To avoid your ~/.singularity directory filling up, you can set a temporary directory for when you pull a container to store the cache in that location; an example of this procedure (where <project> is your PI’s /work directory) is the following:

mkdir /work/<project>/singularity_tmp
export SINGULARITY_TMPDIR=/work/<project>/singularity_tmp

Then, pull the container using Singularity as usual.

Cache#

The ~/.cache directory can become large with the general use of HPC and Open OnDemand. Make sure you are not running any processes or jobs at the time by running the following:

squeue -u <username>

which prints a table with JOBID, PARTITION, NAME, USER ST, TIME, NODES, and NODELIST (REASON), which is empty when no jobs are running (i.e., it is safe to remove ~/.cache when no jobs are running).

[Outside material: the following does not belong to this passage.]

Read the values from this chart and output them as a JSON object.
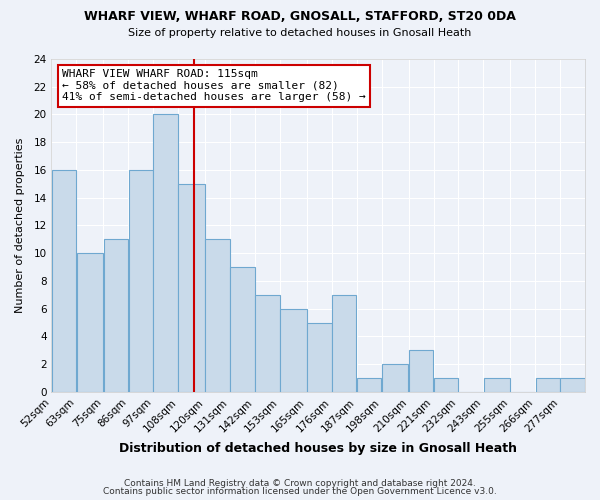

Storing research environments#

Conda environments#

Use conda environments for Python on HPC. To create an environment in /work, use the --prefix flag as follows: (where <project> is your PI’s /work directory and <my conda env> is an empty directory to store your Conda environment):

conda create --prefix=/work/<project>/<my conda env>

Utilize the same conda environment to save storage space and time (i.e., avoid duplicate conda environments). Hence, shared environments can be easily done for a project accessing the same /work directory.

More information about creating custom Conda environments.

Singularity containers#

Containers pulled, built, and maintained for research work should be stored in your PI’s /work directory, not your /home/<username> directory.